The list of guilty parties is not confined to media, but includes the principal football authorities: the SFA and SPFL. The football commentator Grant Russell said of the two bodies and wider game over the weekend: 'The whole thing needs outside influences from outside the bubble to come in and revolutionise it'.
And commenting on Sky's non-showing of those crucial relegation games, he said: 'It's easy to blame Sky today. But this is symptomatic of a complete refusal and desire from the SPFL to create a marketable product where a day like today is compelling to a broadcaster'.
This takes me back to why football has such emotional meaning. The third relegation of Dundee United in recent times makes me reflect on my dad, Edwin, and what United meant to him. He saw United with his father through thick and thin, at one point in 1958-59 seeing them play to a crowd of 500 when they were second bottom of the lowest league. He gave me my passion for United and together we saw the rise of the Terrors under Jim McLean, winning the league, two League Cups, and playing and beating the best of Europe.

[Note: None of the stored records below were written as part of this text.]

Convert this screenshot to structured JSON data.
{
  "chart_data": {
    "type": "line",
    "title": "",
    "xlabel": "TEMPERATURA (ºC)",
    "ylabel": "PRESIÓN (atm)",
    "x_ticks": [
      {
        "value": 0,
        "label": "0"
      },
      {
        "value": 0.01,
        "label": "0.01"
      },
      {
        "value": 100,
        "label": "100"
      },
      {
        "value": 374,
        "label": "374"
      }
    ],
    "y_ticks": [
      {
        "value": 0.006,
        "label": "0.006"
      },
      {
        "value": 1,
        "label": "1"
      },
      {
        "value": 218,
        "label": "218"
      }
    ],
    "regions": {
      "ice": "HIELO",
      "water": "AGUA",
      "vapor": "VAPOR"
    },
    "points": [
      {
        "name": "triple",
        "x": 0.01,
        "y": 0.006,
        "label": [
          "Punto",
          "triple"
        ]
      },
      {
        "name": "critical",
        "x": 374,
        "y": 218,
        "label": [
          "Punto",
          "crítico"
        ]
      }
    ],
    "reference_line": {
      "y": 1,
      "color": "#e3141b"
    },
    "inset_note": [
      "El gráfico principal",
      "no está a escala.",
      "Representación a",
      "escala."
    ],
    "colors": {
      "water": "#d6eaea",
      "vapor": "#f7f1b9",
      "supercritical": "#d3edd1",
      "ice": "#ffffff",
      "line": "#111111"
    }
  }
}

My dad died in 1993, at the age of just 60, as the Jim McLean era came to a close. For some of us of a certain generation who were there as we thrashed Borussia Mönchengladbach, played Barcelona off the park twice in the 1980s (as well as previously in the 1960s) and hosted a European final at Tannadice, the McLean era lives on and has never ended in our hearts.
We have great memories and stories from those times. This gives football its potential for collective and individual joy, and its edge. But ultimately, as well as these evocative moments, football and its fans have to live in the present.
Dundee United are another club, amongst many, who have to face up to realities and try to thrive, or at least, survive, in the increasingly harsh world of monetised modern football and the obsession of too many with following the successes and excesses of a few fawned global elite brands.